I like GUI automation is in stress or performance issues.

It’s (probably) a design problem

  • Record & Playback automation is a non-starter
  • Basic verification that would be hit by anyone walking through the basics of the application isn’t worth automation
  • Tests that do exactly the same thing every time are not valuable
  • Always think forward
  • Plan for failure and ensure that all test failures tell you exactly what is wrong
  • Tests should be reliable
  • There is always a better alternative to Sleep statements
  • UI is fragile, its testability should designed

In the middle

Alan’s brainstorming technique: first spend a reasonable amount of time focusing on the extremes — because often, some great ideas for “the middle” comes out of that brainstorming.

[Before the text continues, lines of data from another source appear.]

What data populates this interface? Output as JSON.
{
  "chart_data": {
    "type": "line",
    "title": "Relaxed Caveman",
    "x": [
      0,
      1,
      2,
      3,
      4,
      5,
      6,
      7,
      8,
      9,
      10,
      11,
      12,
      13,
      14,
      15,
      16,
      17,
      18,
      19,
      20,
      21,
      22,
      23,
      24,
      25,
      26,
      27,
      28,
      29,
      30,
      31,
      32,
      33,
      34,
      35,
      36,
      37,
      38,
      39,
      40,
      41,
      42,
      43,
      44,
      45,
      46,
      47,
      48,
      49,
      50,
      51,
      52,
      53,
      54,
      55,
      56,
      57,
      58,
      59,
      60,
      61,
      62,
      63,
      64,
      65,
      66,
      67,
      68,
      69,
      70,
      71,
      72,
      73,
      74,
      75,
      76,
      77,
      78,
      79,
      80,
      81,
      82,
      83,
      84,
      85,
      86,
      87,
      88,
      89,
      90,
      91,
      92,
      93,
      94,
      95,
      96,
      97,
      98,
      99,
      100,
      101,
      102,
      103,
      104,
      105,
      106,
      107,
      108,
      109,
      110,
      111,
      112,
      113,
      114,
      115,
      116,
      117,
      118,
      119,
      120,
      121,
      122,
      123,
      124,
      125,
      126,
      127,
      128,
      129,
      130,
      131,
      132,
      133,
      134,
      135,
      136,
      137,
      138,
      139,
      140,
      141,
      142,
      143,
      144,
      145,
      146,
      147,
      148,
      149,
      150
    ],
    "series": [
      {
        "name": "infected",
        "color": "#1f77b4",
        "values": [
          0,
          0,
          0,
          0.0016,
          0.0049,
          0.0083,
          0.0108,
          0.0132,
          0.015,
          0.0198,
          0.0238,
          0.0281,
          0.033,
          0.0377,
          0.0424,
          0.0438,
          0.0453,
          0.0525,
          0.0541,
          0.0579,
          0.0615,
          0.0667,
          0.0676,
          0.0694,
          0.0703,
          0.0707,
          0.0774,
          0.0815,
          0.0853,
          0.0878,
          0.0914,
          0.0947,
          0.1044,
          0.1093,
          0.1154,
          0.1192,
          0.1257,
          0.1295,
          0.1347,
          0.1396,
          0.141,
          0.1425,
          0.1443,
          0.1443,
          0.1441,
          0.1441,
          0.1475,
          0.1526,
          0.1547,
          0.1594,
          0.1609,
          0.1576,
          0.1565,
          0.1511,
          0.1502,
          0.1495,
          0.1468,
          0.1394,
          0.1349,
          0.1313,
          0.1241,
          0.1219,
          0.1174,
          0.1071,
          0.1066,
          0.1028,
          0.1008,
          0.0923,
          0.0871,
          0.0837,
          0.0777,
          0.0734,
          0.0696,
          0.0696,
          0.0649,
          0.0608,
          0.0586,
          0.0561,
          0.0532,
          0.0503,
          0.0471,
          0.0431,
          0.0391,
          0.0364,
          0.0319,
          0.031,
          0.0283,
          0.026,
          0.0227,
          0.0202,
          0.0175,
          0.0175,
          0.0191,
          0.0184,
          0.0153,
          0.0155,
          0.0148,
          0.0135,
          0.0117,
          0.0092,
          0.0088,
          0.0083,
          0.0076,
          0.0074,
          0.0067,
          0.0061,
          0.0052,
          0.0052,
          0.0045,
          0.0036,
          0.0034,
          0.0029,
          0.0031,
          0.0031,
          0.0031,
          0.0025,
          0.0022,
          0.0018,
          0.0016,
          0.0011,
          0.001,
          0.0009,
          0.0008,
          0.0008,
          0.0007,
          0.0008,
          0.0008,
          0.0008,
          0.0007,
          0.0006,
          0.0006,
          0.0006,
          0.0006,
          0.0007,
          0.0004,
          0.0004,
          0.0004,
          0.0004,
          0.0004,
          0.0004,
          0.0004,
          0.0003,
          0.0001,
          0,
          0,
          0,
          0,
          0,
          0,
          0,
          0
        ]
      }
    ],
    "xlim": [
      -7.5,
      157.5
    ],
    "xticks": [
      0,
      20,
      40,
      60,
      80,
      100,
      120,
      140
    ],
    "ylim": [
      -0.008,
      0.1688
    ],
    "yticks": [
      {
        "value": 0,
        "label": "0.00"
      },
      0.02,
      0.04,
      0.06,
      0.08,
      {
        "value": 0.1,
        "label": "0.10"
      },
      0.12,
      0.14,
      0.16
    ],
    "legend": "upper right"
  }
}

Test design for automation

The first step — and most important — is to think how you’re going to test.

From that initial test design effort, you can deduce what aspects of testing could be accomplished more efficiently with automation (and without).

Orchestrating test automation

Designing good tests is one of the hardest tasks in software development.

LOL — UR AUTOMASHUN SUCKZ!

Your tests don’t suck:

  • when you treat their code like a production code
    • core reviews
    • static analysis
    • running with the debugger to ensure they are doing what you think they are
    • trust: if a test fails, it’s a product bug, not a test bug
  • when they execute automatically
  • when failures are handled automatically
    • bugs are entered automatically — including logs, call stacks, screen shots, trace information, and other relevant info
    • when bug is fixed, it’s checked automatically
    • generation of “Test Result Report”

Musings on test design

Some tests can only be run via some sort of test automation.

Some tests can only be done via human interaction.

You can’t effectively think about automated testing separately from human testing.

In my world, there are no such things as automated testing, exploratory testing, manual testing, etc.

There is only testing

Beyond regression tests & testing with code

Useful tests are tests that provide new information.

An automation strategy that only performs regression testing is short-sighted and incomplete.

How to make test useful:

  • model-based testing
  • introducing some randomness
  • data driven testing
  • scaled fault injection
  • fuzzing

More on test design

Test Design ideas are endless.

To be a good test designer (and tester), you need a lot of testing ideas, and you need to know how and when to apply them.